On Thursday 30 September 2010 20:59:28, Russ Abbott wrote:
When I define zipWithPlus at the top level of GHCi, the type is as shown.
let zipWithPlus = zipWith (+)
zipWithPlus :: [Integer] -> [Integer] -> [Integer]
Why isn't it: (Num a) => a -> a-> a
It's the monomorphism restriction. If you bind a name without function arguments at the prompt (or at the top-level of a module if the name is exported) and without a type signature, it is given a monomorphic type. Type inference yields the polymorphic type, then it is monomorphised according to the defaulting rules.

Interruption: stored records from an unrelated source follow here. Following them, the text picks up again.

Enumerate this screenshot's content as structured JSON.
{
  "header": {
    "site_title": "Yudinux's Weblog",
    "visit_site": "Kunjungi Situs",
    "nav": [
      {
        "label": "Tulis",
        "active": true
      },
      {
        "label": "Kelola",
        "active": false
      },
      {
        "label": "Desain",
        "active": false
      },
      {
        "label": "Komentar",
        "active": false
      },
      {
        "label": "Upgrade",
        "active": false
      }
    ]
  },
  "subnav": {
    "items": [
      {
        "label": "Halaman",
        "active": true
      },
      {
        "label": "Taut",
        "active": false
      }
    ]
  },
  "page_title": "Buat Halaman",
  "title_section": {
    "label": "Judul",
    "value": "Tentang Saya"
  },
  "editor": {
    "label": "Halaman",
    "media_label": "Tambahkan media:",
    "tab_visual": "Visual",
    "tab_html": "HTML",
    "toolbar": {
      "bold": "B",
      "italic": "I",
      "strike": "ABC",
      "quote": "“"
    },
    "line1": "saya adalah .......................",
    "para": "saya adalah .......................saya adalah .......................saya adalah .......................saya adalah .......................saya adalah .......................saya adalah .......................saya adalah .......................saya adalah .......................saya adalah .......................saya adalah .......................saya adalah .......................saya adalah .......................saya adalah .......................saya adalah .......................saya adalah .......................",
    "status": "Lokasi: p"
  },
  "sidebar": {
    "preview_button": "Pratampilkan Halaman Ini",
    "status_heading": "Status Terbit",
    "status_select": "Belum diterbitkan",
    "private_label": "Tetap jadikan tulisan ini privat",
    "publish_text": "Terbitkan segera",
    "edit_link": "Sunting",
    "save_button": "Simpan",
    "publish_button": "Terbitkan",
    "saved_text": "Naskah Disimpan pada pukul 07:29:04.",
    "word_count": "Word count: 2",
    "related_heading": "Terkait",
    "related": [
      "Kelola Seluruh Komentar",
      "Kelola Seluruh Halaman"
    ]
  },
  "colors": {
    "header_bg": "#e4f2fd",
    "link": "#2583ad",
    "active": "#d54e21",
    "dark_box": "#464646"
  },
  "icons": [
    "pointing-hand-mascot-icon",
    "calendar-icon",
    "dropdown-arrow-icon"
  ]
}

The default for Num constraints is Integer, hence you get zipWithPlus :: [Integer] -> [Integer] -> [Integer]
I was unable to find a way to get the type to be more general.

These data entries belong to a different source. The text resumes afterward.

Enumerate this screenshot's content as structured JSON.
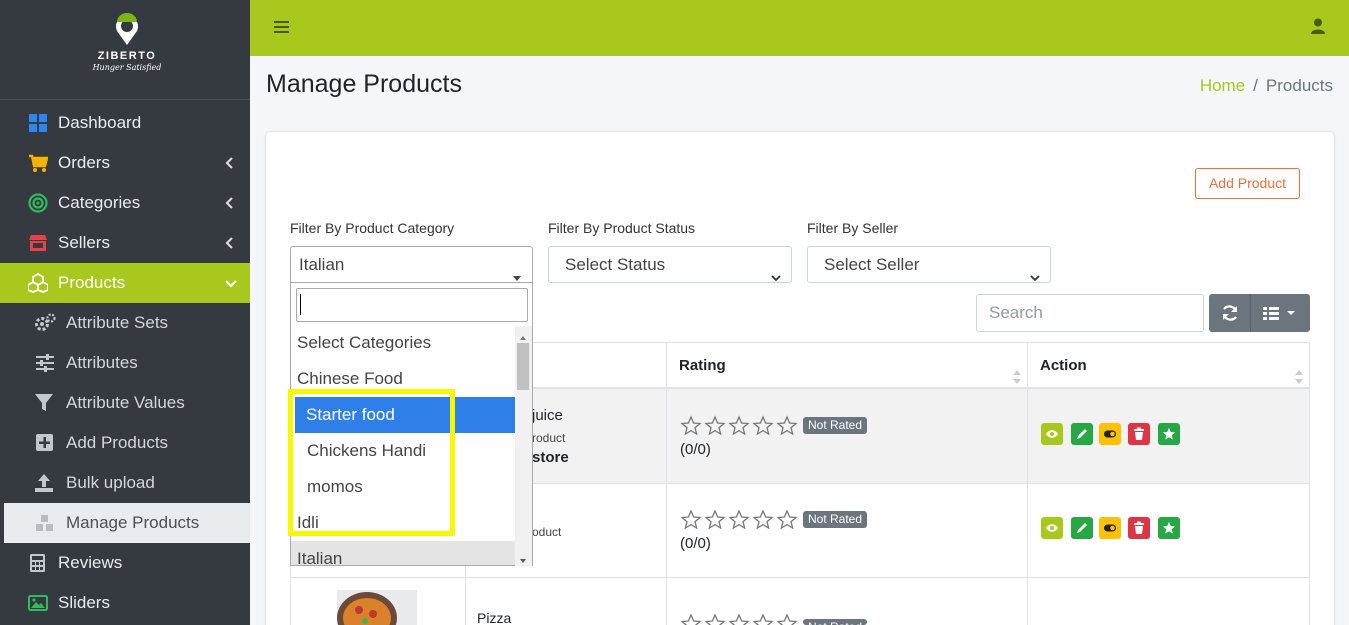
{
  "brand": {
    "name": "ZIBERTO",
    "tagline": "Hunger Satisfied"
  },
  "sidebar": {
    "items": [
      {
        "label": "Dashboard",
        "icon": "dashboard-icon"
      },
      {
        "label": "Orders",
        "icon": "cart-icon"
      },
      {
        "label": "Categories",
        "icon": "target-icon"
      },
      {
        "label": "Sellers",
        "icon": "store-icon"
      },
      {
        "label": "Products",
        "icon": "cubes-icon"
      }
    ],
    "sub_items": [
      {
        "label": "Attribute Sets",
        "icon": "gears-icon"
      },
      {
        "label": "Attributes",
        "icon": "sliders-icon"
      },
      {
        "label": "Attribute Values",
        "icon": "filter-icon"
      },
      {
        "label": "Add Products",
        "icon": "plus-square-icon"
      },
      {
        "label": "Bulk upload",
        "icon": "upload-icon"
      },
      {
        "label": "Manage Products",
        "icon": "cubes-icon"
      }
    ],
    "after_items": [
      {
        "label": "Reviews",
        "icon": "calculator-icon"
      },
      {
        "label": "Sliders",
        "icon": "image-icon"
      }
    ]
  },
  "header": {
    "title": "Manage Products",
    "breadcrumb_home": "Home",
    "breadcrumb_sep": "/",
    "breadcrumb_current": "Products"
  },
  "toolbar": {
    "add_product": "Add Product",
    "search_placeholder": "Search"
  },
  "filters": {
    "category_label": "Filter By Product Category",
    "category_value": "Italian",
    "status_label": "Filter By Product Status",
    "status_value": "Select Status",
    "seller_label": "Filter By Seller",
    "seller_value": "Select Seller"
  },
  "dropdown": {
    "options": [
      "Select Categories",
      "Chinese Food",
      "Starter food",
      "Chickens Handi",
      "momos",
      "Idli",
      "Italian"
    ],
    "highlighted": "Starter food",
    "selected": "Italian"
  },
  "table": {
    "headers": [
      "Rating",
      "Action"
    ],
    "rows": [
      {
        "name_fragment": "juice",
        "type_fragment": "roduct",
        "seller_fragment": "store",
        "rating_badge": "Not Rated",
        "rating_count": "(0/0)"
      },
      {
        "type_fragment": "oduct",
        "rating_badge": "Not Rated",
        "rating_count": "(0/0)"
      },
      {
        "name_fragment": "Pizza",
        "rating_badge": "Not Rated"
      }
    ]
  },
  "colors": {
    "accent": "#a8c81e",
    "sidebar": "#343a40",
    "highlight_box": "#f7f700",
    "option_highlight": "#2f7fe8",
    "add_button": "#e8703a"
  }
}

Three ways. 1. bind it with a type signature ghci> let zipWithPlus :: Num a => [a] -> [a] -> [a]; zipWithPlus = zipWith (+) ought to work (if it doesn't submit a bug report) 2. bind it with arguments ghci> let zipWithPlus xs ys = zipWith (+) xs ys and ghci> let zipWithPlus xs = zipWith (+) xs both ought to work (if not, bug report) 3. disable the monomorphism restriction $ ghci -XNoMonomorphismRestriction or ghci> :set -XNoMonomorphismRestriction disable the MR and give you the polymorphic type without type signatures or arguments It's probably a good idea to put :set -XNoMonomorphismRestriction into your ~/.ghci
I tried various declarations within the let using (Num a) => a -> a-> a but none of them were accepted.